Ronon races down to him, willing to offer whatever is necessary to get the man to open the box where the pods are kept. This must show plainly on his face, for the spice merchant backs away as Ronon struggles to reach him.
"Stay back, now!"
"Cobel sent me. I've brought…" He drags his pack off his shoulder and opens the flap.
"You are a load to carry. If you're lucky, we can do it without dropping you too many times!"
"What? No, look!" The packets are stuffed down at the bottom, under leftover food and water cans.
"Sit down first so you don't hurt yourself."
When Ronon remains standing, pawing through the pack, the spice merchant sighs and shakes his head.
"Fine," he says. "We'll do it your way. But don't blame me for what happens."
Sliding out from behind the myriad hiding places the destroyed buildings offer, men and women in beige uniforms appear, armed with the weapons that shoot needles. At a hand signal from the spice merchant, a few reach into their pockets and fling delicate tubes at Ronon and then run away. The tubes break with a tiny tinkling sound and the air clouds with a mist, a sweet/sour miasma that reaches Ronon in moments.
Blaster up and ready, Ronon tries to see through the mist, through the clouds forming in his brain.
The spice merchant's booming voice rings out. "Don't fire!" For a moment Ronon thinks the command is directed at him. "We need him alive."
These are not Zin's friends. The jolly spice merchant isn't merely being cautious by subduing him. Bit by bit, Ronon realizes his mistake, one of so many he's made lately.

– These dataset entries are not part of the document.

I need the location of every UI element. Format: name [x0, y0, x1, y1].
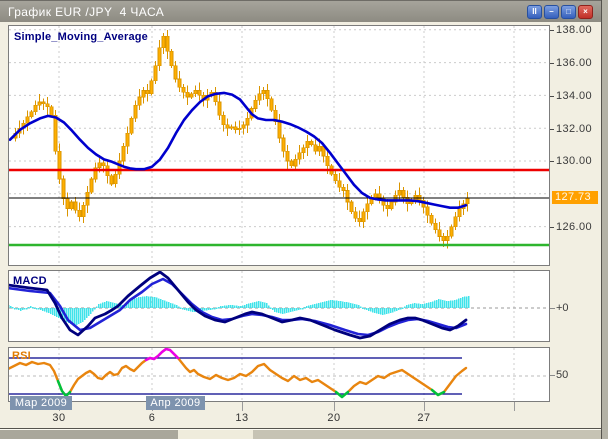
window-controls: II – □ × — [527, 5, 593, 19]
time-tick-mark — [514, 402, 515, 411]
month-badge: Апр 2009 — [146, 396, 205, 410]
price-tick-mark — [550, 129, 554, 130]
indicator-label-macd: MACD — [13, 275, 47, 287]
date-label: 13 — [235, 412, 248, 424]
macd-zero-tick — [550, 308, 555, 310]
rsi-mid-tick — [550, 375, 555, 377]
close-icon: × — [583, 8, 588, 16]
month-badge: Мар 2009 — [10, 396, 72, 410]
price-tick-mark — [550, 63, 554, 64]
price-tick-label: 134.00 — [556, 90, 592, 102]
date-label: 6 — [149, 412, 156, 424]
pause-icon: II — [532, 8, 536, 16]
time-tick-mark — [334, 402, 335, 411]
rsi-chart-svg[interactable] — [9, 348, 549, 401]
price-tick-mark — [550, 96, 554, 97]
bottom-strip-left — [0, 430, 178, 439]
close-button[interactable]: × — [578, 5, 593, 19]
price-tick-label: 136.00 — [556, 57, 592, 69]
maximize-icon: □ — [566, 8, 571, 16]
minimize-button[interactable]: – — [544, 5, 559, 19]
indicator-label-sma: Simple_Moving_Average — [14, 31, 148, 43]
window-titlebar[interactable]: График EUR /JPY 4 ЧАСА II – □ × — [0, 0, 601, 22]
price-tick-mark — [550, 30, 554, 31]
bottom-strip-middle — [178, 430, 253, 439]
price-tick-label: 138.00 — [556, 24, 592, 36]
time-tick-mark — [424, 402, 425, 411]
price-tick-mark — [550, 227, 554, 228]
bottom-strip-right — [253, 430, 601, 439]
rsi-mid-label: 50 — [556, 369, 568, 381]
price-chart-panel[interactable]: Simple_Moving_Average — [8, 25, 550, 266]
pause-button[interactable]: II — [527, 5, 542, 19]
indicator-label-rsi: RSI — [12, 350, 31, 362]
price-tick-label: 130.00 — [556, 155, 592, 167]
chart-window: График EUR /JPY 4 ЧАСА II – □ × Simple_M… — [0, 0, 608, 439]
current-price-badge: 127.73 — [552, 191, 598, 204]
date-label: 20 — [327, 412, 340, 424]
macd-panel[interactable]: MACD — [8, 270, 550, 342]
price-tick-label: 132.00 — [556, 123, 592, 135]
date-label: 27 — [417, 412, 430, 424]
price-tick-label: 126.00 — [556, 221, 592, 233]
window-right-edge — [601, 0, 608, 439]
macd-chart-svg[interactable] — [9, 271, 549, 341]
macd-zero-label: +0 — [556, 302, 569, 314]
price-chart-svg[interactable] — [9, 26, 549, 265]
window-title: График EUR /JPY 4 ЧАСА — [8, 5, 164, 19]
price-tick-mark — [550, 161, 554, 162]
time-tick-mark — [242, 402, 243, 411]
rsi-panel[interactable]: RSI — [8, 347, 550, 402]
date-label: 30 — [52, 412, 65, 424]
maximize-button[interactable]: □ — [561, 5, 576, 19]
minimize-icon: – — [549, 8, 553, 16]
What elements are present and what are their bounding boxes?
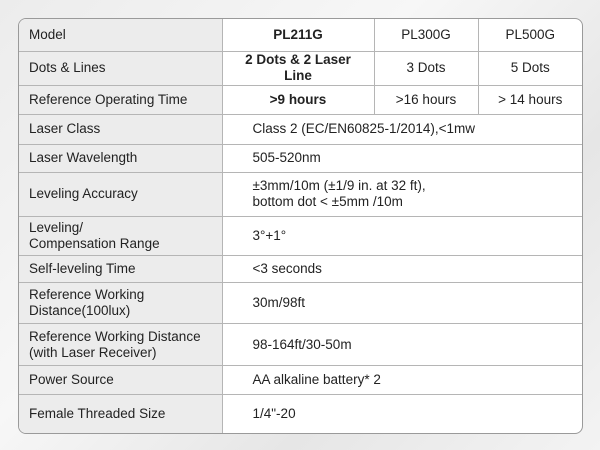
compensation-range-value: 3°+1° bbox=[221, 215, 582, 257]
model-pl211g: PL211G bbox=[221, 19, 375, 52]
table-row: Leveling Accuracy ±3mm/10m (±1/9 in. at … bbox=[19, 171, 582, 217]
row-label-receiver-distance: Reference Working Distance (with Laser R… bbox=[19, 323, 223, 367]
row-label-laser-wavelength: Laser Wavelength bbox=[19, 143, 223, 173]
row-label-leveling-accuracy: Leveling Accuracy bbox=[19, 171, 223, 217]
table-row: Reference Operating Time >9 hours >16 ho… bbox=[19, 84, 582, 115]
operating-time-pl211g: >9 hours bbox=[221, 84, 375, 115]
row-label-compensation-range: Leveling/ Compensation Range bbox=[19, 215, 223, 257]
model-pl500g: PL500G bbox=[477, 19, 582, 52]
dots-lines-pl211g: 2 Dots & 2 Laser Line bbox=[221, 50, 375, 86]
dots-lines-pl500g: 5 Dots bbox=[477, 50, 582, 86]
laser-wavelength-value: 505-520nm bbox=[221, 143, 582, 173]
table-row: Laser Wavelength 505-520nm bbox=[19, 143, 582, 173]
row-label-power-source: Power Source bbox=[19, 365, 223, 396]
working-distance-label-line-2: Distance(100lux) bbox=[29, 303, 131, 319]
table-row: Self-leveling Time <3 seconds bbox=[19, 255, 582, 284]
operating-time-pl500g: > 14 hours bbox=[477, 84, 582, 115]
dots-lines-pl300g: 3 Dots bbox=[373, 50, 479, 86]
row-label-laser-class: Laser Class bbox=[19, 113, 223, 145]
row-label-self-leveling-time: Self-leveling Time bbox=[19, 255, 223, 284]
row-label-threaded-size: Female Threaded Size bbox=[19, 394, 223, 433]
operating-time-pl300g: >16 hours bbox=[373, 84, 479, 115]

Fumbling, losing consciousness, Ronon drops his blaster.
Figures in face masks approach. "What will we do with him?" someone asks.
Ronon's knees buckle and give way. His head strikes rubble when he falls back.
"The Master will decide," the spice merchant replies, his resonant voice unimpeded by his own filtering device.
Choking on the fumes, Ronon tries to stay awake, but the faces in front of his eyes are his father's and his brother's and Teyla's and Zin's. He realizes that he's dreaming even before the dream begins.